Meki menegaskan bahwa Dana Otsus dan Dana Tambahan Infrastruktur tahun anggaran 2026 harus dikawal secara serius, tepat sasaran, transparan, dan akuntabel agar benar-benar memberikan manfaat bagi masyarakat Papua.
Ia juga menyoroti pentingnya penguatan tata kelola pembangunan berbasis data sosial ekonomi Orang Asli Papua agar kebijakan pembangunan tidak lagi disusun berdasarkan asumsi semata.
Karena itu, forum teknis tersebut difokuskan membahas optimalisasi implementasi Dana Otsus, sinkronisasi RAPPP dengan RKPD dan Musrenbang Otsus, penguatan monitoring dan evaluasi, serta interoperabilitas sistem SIPPP, SIPD, dan SIKD.
Menurut Meki, penguatan sistem dan integrasi data menjadi bagian penting untuk memastikan pembangunan Papua berjalan lebih efektif, transparan, dan tepat sasaran.
“Satu untuk enam, enam untuk satu,” ujar Meki menegaskan semangat persatuan pembangunan antardaerah di Tanah Papua.
Ia juga memberikan apresiasi kepada seluruh pemerintah daerah di Tanah Papua yang terus menjaga komitmen pembangunan di tengah tantangan geografis dan keterbatasan akses pelayanan dasar di berbagai wilayah.
Meki mengajak seluruh peserta forum mengikuti diskusi secara aktif, terbuka, dan produktif agar rekomendasi yang dihasilkan benar-benar diterjemahkan menjadi langkah nyata percepatan pembangunan Papua.
“Semangat kita hari ini adalah mengawal Otsus dengan data, bekerja dengan sistem, dan membangun dengan hati,” katanya.
Dalam bagian akhir sambutannya, Meki menegaskan bahwa pembangunan Papua bukan hanya soal anggaran dan program pemerintah, tetapi tentang menghadirkan harapan bagi masyarakat Papua.

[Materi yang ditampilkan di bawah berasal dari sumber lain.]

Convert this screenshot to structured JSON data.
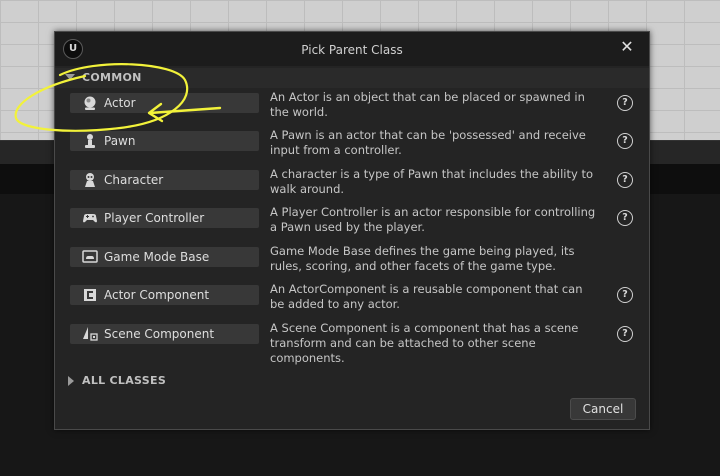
{
  "dialog": {
    "title": "Pick Parent Class",
    "logo_text": "U",
    "close_glyph": "✕",
    "common_section": "COMMON",
    "all_classes_section": "ALL CLASSES",
    "cancel_label": "Cancel"
  },
  "classes": [
    {
      "label": "Actor",
      "icon": "actor-icon",
      "description": "An Actor is an object that can be placed or spawned in the world.",
      "help": "?"
    },
    {
      "label": "Pawn",
      "icon": "pawn-icon",
      "description": "A Pawn is an actor that can be 'possessed' and receive input from a controller.",
      "help": "?"
    },
    {
      "label": "Character",
      "icon": "character-icon",
      "description": "A character is a type of Pawn that includes the ability to walk around.",
      "help": "?"
    },
    {
      "label": "Player Controller",
      "icon": "gamepad-icon",
      "description": "A Player Controller is an actor responsible for controlling a Pawn used by the player.",
      "help": "?"
    },
    {
      "label": "Game Mode Base",
      "icon": "game-mode-icon",
      "description": "Game Mode Base defines the game being played, its rules, scoring, and other facets of the game type.",
      "help": ""
    },
    {
      "label": "Actor Component",
      "icon": "component-icon",
      "description": "An ActorComponent is a reusable component that can be added to any actor.",
      "help": "?"
    },
    {
      "label": "Scene Component",
      "icon": "scene-component-icon",
      "description": "A Scene Component is a component that has a scene transform and can be attached to other scene components.",
      "help": "?"
    }
  ],
  "colors": {
    "dialog_bg": "#242424",
    "button_bg": "#383838",
    "annotation": "#f2f23a"
  }
}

Menurutnya, pembangunan harus mampu memastikan anak-anak Papua memiliki masa depan yang lebih baik, masyarakat hidup lebih layak, dan setiap kampung benar-benar merasakan kehadiran negara.

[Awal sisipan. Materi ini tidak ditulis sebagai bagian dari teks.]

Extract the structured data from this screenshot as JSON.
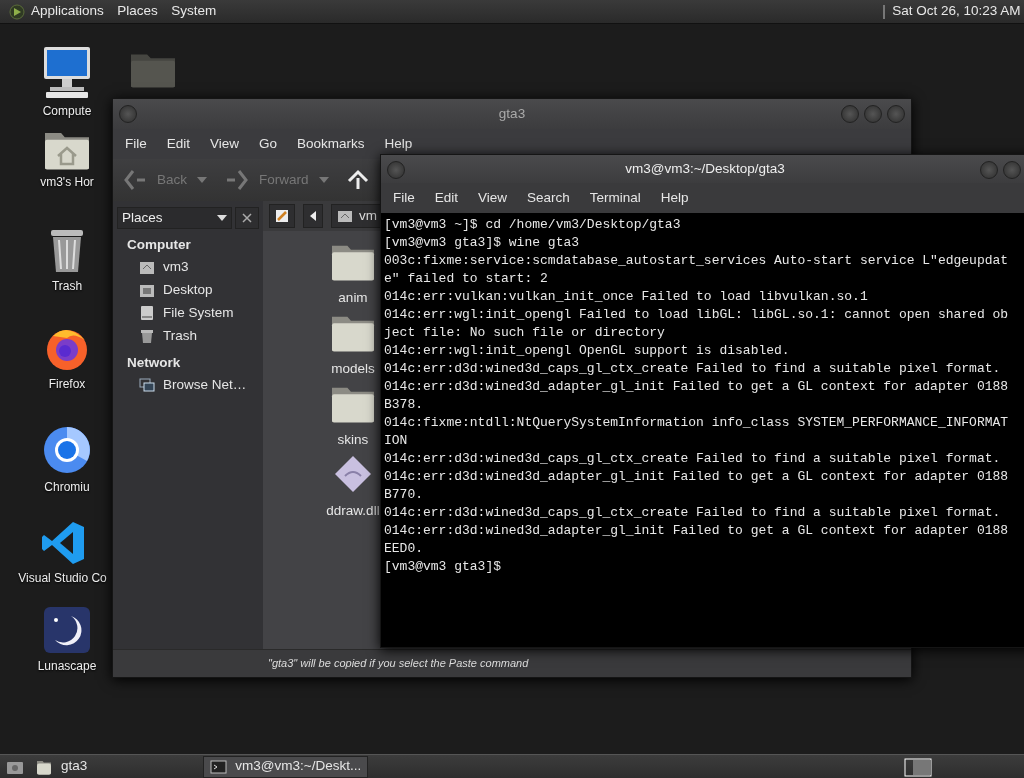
{
  "top_panel": {
    "menus": [
      "Applications",
      "Places",
      "System"
    ],
    "clock": "Sat Oct 26, 10:23 AM"
  },
  "desktop_icons": [
    {
      "label": "Compute",
      "kind": "computer"
    },
    {
      "label": "vm3's Hor",
      "kind": "home"
    },
    {
      "label": "Trash",
      "kind": "trash"
    },
    {
      "label": "Firefox",
      "kind": "firefox"
    },
    {
      "label": "Chromiu",
      "kind": "chromium"
    },
    {
      "label": "Visual Studio Co",
      "kind": "vscode"
    },
    {
      "label": "Lunascape",
      "kind": "moon"
    },
    {
      "kind": "folder"
    }
  ],
  "file_manager": {
    "title": "gta3",
    "menu": [
      "File",
      "Edit",
      "View",
      "Go",
      "Bookmarks",
      "Help"
    ],
    "toolbar": [
      {
        "label": "Back",
        "kind": "back",
        "disabled": true
      },
      {
        "label": "Forward",
        "kind": "forward",
        "disabled": true
      },
      {
        "kind": "up",
        "disabled": false
      }
    ],
    "sidebar": {
      "selector": "Places",
      "sections": [
        {
          "heading": "Computer",
          "items": [
            {
              "label": "vm3",
              "kind": "home"
            },
            {
              "label": "Desktop",
              "kind": "desktop"
            },
            {
              "label": "File System",
              "kind": "drive"
            },
            {
              "label": "Trash",
              "kind": "trash"
            }
          ]
        },
        {
          "heading": "Network",
          "items": [
            {
              "label": "Browse Net…",
              "kind": "network"
            }
          ]
        }
      ]
    },
    "location": "vm",
    "files": [
      {
        "name": "anim",
        "kind": "folder"
      },
      {
        "name": "models",
        "kind": "folder"
      },
      {
        "name": "skins",
        "kind": "folder"
      },
      {
        "name": "ddraw.dll",
        "kind": "dll"
      }
    ],
    "status": "\"gta3\" will be copied if you select the Paste command"
  },
  "terminal": {
    "title": "vm3@vm3:~/Desktop/gta3",
    "menu": [
      "File",
      "Edit",
      "View",
      "Search",
      "Terminal",
      "Help"
    ],
    "lines": [
      "[vm3@vm3 ~]$ cd /home/vm3/Desktop/gta3",
      "[vm3@vm3 gta3]$ wine gta3",
      "003c:fixme:service:scmdatabase_autostart_services Auto-start service L\"edgeupdat",
      "e\" failed to start: 2",
      "014c:err:vulkan:vulkan_init_once Failed to load libvulkan.so.1",
      "014c:err:wgl:init_opengl Failed to load libGL: libGL.so.1: cannot open shared ob",
      "ject file: No such file or directory",
      "014c:err:wgl:init_opengl OpenGL support is disabled.",
      "014c:err:d3d:wined3d_caps_gl_ctx_create Failed to find a suitable pixel format.",
      "014c:err:d3d:wined3d_adapter_gl_init Failed to get a GL context for adapter 0188",
      "B378.",
      "014c:fixme:ntdll:NtQuerySystemInformation info_class SYSTEM_PERFORMANCE_INFORMAT",
      "ION",
      "014c:err:d3d:wined3d_caps_gl_ctx_create Failed to find a suitable pixel format.",
      "014c:err:d3d:wined3d_adapter_gl_init Failed to get a GL context for adapter 0188",
      "B770.",
      "014c:err:d3d:wined3d_caps_gl_ctx_create Failed to find a suitable pixel format.",
      "014c:err:d3d:wined3d_adapter_gl_init Failed to get a GL context for adapter 0188",
      "EED0.",
      "[vm3@vm3 gta3]$"
    ]
  },
  "taskbar": {
    "tasks": [
      {
        "label": "gta3",
        "kind": "folder",
        "selected": false
      },
      {
        "label": "vm3@vm3:~/Deskt...",
        "kind": "terminal",
        "selected": true
      }
    ]
  }
}
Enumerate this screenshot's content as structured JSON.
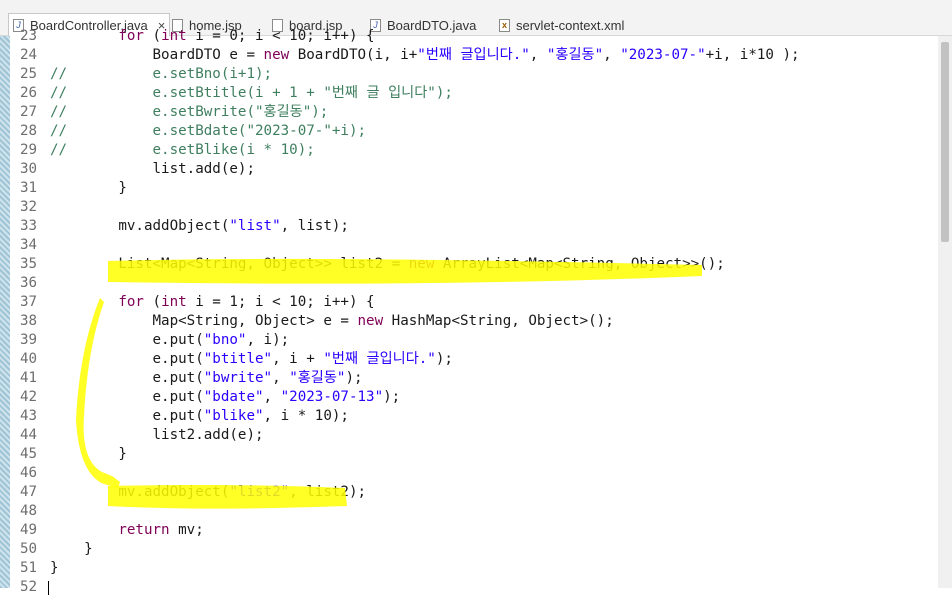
{
  "tabs": [
    {
      "label": "BoardController.java",
      "icon": "java-file-icon",
      "active": true,
      "close": "×"
    },
    {
      "label": "home.jsp",
      "icon": "jsp-file-icon"
    },
    {
      "label": "board.jsp",
      "icon": "jsp-file-icon"
    },
    {
      "label": "BoardDTO.java",
      "icon": "java-file-icon"
    },
    {
      "label": "servlet-context.xml",
      "icon": "xml-file-icon"
    }
  ],
  "editor": {
    "lines": [
      {
        "n": "23",
        "text": "        for (int i = 0; i < 10; i++) {"
      },
      {
        "n": "24",
        "text": "            BoardDTO e = new BoardDTO(i, i+\"번째 글입니다.\", \"홍길동\", \"2023-07-\"+i, i*10 );"
      },
      {
        "n": "25",
        "text": "//          e.setBno(i+1);"
      },
      {
        "n": "26",
        "text": "//          e.setBtitle(i + 1 + \"번째 글 입니다\");"
      },
      {
        "n": "27",
        "text": "//          e.setBwrite(\"홍길동\");"
      },
      {
        "n": "28",
        "text": "//          e.setBdate(\"2023-07-\"+i);"
      },
      {
        "n": "29",
        "text": "//          e.setBlike(i * 10);"
      },
      {
        "n": "30",
        "text": "            list.add(e);"
      },
      {
        "n": "31",
        "text": "        }"
      },
      {
        "n": "32",
        "text": ""
      },
      {
        "n": "33",
        "text": "        mv.addObject(\"list\", list);"
      },
      {
        "n": "34",
        "text": ""
      },
      {
        "n": "35",
        "text": "        List<Map<String, Object>> list2 = new ArrayList<Map<String, Object>>();"
      },
      {
        "n": "36",
        "text": ""
      },
      {
        "n": "37",
        "text": "        for (int i = 1; i < 10; i++) {"
      },
      {
        "n": "38",
        "text": "            Map<String, Object> e = new HashMap<String, Object>();"
      },
      {
        "n": "39",
        "text": "            e.put(\"bno\", i);"
      },
      {
        "n": "40",
        "text": "            e.put(\"btitle\", i + \"번째 글입니다.\");"
      },
      {
        "n": "41",
        "text": "            e.put(\"bwrite\", \"홍길동\");"
      },
      {
        "n": "42",
        "text": "            e.put(\"bdate\", \"2023-07-13\");"
      },
      {
        "n": "43",
        "text": "            e.put(\"blike\", i * 10);"
      },
      {
        "n": "44",
        "text": "            list2.add(e);"
      },
      {
        "n": "45",
        "text": "        }"
      },
      {
        "n": "46",
        "text": ""
      },
      {
        "n": "47",
        "text": "        mv.addObject(\"list2\", list2);"
      },
      {
        "n": "48",
        "text": ""
      },
      {
        "n": "49",
        "text": "        return mv;"
      },
      {
        "n": "50",
        "text": "    }"
      },
      {
        "n": "51",
        "text": "}"
      },
      {
        "n": "52",
        "text": ""
      }
    ]
  },
  "colors": {
    "highlight": "#ffff00",
    "comment": "#3f7f5f",
    "keyword": "#7f0055",
    "string": "#2a00ff"
  }
}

“Pembangunan Papua adalah tentang menghadirkan harapan. Tentang memastikan anak-anak Papua dapat bermimpi lebih tinggi, masyarakat hidup lebih layak, dan setiap kampung merasakan hadirnya negara,” ujarnya.
Meki menambahkan bahwa pembangunan yang kuat bukan hanya dibangun melalui kebijakan, tetapi juga dijalankan dengan ketulusan, kebersamaan, dan keyakinan bahwa Papua memiliki masa depan besar.
Dengan memohon penyertaan Tuhan Yang Maha Kuasa, Meki Nawipa kemudian secara resmi membuka Pertemuan Teknis Forum Koordinasi Strategis Percepatan Pembangunan Papua Tahun 2026 di Timika.[*].